It could be the French maid costume, anal sex, allegations of domestic violence and pedophilia, or the Church of Jesus Christ of Latter-Day Saints.   Or it could be the years of amour fou, of obsession and lust, of the jealousy and emotional torture that those two put each other through.  It may be the brutal way that Travis Alexander was killed, shot with a .25 caliber pistol and stabbed 27 times, his throat slit from ear to ear, and left for dead for several days in the shower of his home.  Whatever it ultimately is, whether it’s our love affair with sex or our fixation with other peoples’ lives, our society is hooked on Jodi Arias. 
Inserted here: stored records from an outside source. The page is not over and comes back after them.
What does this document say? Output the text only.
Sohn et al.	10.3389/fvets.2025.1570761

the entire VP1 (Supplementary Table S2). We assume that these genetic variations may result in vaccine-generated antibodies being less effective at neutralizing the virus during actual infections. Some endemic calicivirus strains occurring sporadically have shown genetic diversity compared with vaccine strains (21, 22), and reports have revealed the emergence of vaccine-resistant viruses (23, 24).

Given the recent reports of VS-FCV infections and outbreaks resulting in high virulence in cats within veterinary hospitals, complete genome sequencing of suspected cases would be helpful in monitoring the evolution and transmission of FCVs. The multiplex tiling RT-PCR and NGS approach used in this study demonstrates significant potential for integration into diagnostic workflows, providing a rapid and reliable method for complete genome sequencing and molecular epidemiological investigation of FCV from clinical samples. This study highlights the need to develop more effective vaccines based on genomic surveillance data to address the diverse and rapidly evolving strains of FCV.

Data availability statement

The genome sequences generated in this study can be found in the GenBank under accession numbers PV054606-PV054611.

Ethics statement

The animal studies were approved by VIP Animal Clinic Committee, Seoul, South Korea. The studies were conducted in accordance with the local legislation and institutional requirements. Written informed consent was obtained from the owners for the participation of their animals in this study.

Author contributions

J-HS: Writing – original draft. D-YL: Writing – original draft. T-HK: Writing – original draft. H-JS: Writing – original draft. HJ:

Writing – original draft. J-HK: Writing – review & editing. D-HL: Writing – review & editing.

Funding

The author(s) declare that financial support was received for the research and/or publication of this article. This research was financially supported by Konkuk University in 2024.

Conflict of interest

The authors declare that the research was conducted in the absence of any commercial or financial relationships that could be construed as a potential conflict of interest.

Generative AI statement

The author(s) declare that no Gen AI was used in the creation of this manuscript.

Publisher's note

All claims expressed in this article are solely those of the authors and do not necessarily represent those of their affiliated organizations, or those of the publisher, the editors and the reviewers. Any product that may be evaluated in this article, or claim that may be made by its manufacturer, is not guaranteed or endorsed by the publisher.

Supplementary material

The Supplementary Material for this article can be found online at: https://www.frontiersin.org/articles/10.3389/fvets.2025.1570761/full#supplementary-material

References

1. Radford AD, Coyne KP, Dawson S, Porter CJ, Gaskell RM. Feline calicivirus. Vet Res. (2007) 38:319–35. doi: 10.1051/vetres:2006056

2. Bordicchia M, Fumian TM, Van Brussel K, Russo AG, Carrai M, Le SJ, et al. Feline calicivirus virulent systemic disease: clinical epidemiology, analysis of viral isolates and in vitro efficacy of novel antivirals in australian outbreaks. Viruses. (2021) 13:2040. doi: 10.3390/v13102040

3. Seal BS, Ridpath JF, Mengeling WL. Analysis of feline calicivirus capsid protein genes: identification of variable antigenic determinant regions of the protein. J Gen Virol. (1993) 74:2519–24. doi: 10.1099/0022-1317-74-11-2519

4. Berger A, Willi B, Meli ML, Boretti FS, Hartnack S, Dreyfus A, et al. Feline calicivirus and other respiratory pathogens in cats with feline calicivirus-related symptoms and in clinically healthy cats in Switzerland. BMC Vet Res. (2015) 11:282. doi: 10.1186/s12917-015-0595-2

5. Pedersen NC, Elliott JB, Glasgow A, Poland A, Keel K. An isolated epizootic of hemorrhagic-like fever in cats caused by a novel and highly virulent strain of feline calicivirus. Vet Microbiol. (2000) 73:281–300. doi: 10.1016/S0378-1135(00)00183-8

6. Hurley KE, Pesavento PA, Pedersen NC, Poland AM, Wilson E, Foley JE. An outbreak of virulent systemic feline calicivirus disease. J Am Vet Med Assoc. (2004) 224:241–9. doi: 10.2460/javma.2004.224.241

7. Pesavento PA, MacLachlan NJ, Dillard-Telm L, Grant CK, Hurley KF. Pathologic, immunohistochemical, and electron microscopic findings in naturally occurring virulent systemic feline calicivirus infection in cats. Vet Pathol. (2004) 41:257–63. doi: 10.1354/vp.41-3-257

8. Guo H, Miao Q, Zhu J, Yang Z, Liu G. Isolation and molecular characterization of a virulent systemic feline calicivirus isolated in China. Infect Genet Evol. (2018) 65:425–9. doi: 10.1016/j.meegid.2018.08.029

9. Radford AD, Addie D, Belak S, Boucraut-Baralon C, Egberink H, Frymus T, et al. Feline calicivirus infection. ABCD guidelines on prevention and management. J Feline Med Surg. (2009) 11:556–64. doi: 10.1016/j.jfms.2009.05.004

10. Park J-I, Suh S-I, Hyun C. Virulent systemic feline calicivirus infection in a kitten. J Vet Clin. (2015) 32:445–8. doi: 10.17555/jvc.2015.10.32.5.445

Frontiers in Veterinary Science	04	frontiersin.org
 Jodi and Travis had a short-lived love affair.  After their break-up in 2007, the two continued to maintain a physical relationship, much of which was explicitly documented via text messages, handwritten letters, e-mails and Google chat messages to one another.  Jodi and Travis even took to the Internet to express their feelings for one another, both posting on their individual blogs about each other.  Then in June of 2008, Jodi rented a car and drove from her home in California to Travis’ home in Mesa, Arizona.  Little is know about what actually happened when Jodi reached Travis’ home.  Logged in the memory card of Travis’ digital camera were images of the two forlorn love birds in sexually provocative positions.  What police also recovered from the camera were images of Travis on the bathroom floor, bleeding profusely.  Jodi was traced back to the crime scene by a latent bloody fingerprint on the bathroom wall, and from some of her hair on the wall of the blood-stained hallway.  The trial of Jodi Arias for first degree murder began in January, and we have all been baffled and stunned by the lies, cover-ups and details of an ill-fated love affair since. 

Why the obsession with cases like Jodi Arias’?  What does our preoccupation with tales of lust and murder say about us as a society?  One notion is that we see ourselves as pegs in a massive and powerful system, to which any of us, at any given time, could be the next powerless victim.  We have grown to live in a constant state of vulnerability as the dichotomy between the powerless individual and the omnipresent state.  As Walter Mosely poignantly stated in Newsweek magazine, “most of us see ourselves as powerless cogs in a greater machine; as potential victims of a society so large and insensitive that we, innocent bystanders in the crowd, might be caught at any time in the crossfire between the forces of so-called good and evil.”  In other, less articulate terms, we fear being Jodi Arias.  It doesn’t help that we are buried under the weight of crime shows and other purveyors of entertainment making us believe, more often than is actually the case that at any moment we will be the ones alleged to have done something we did or didn’t do.  On the other hand, our understanding of human capability is so limited, our potential is so infinite, that each of us can barely scratch the surface of what we are made of.  To a weird extent, maybe we see ourselves in these accused murders. 

The Arias trial will wrap soon, and the 12 jurors will return a verdict.  Either way, once Arias is either a free woman or behind bars, we will certainly find ourselves the next Jodi Arias.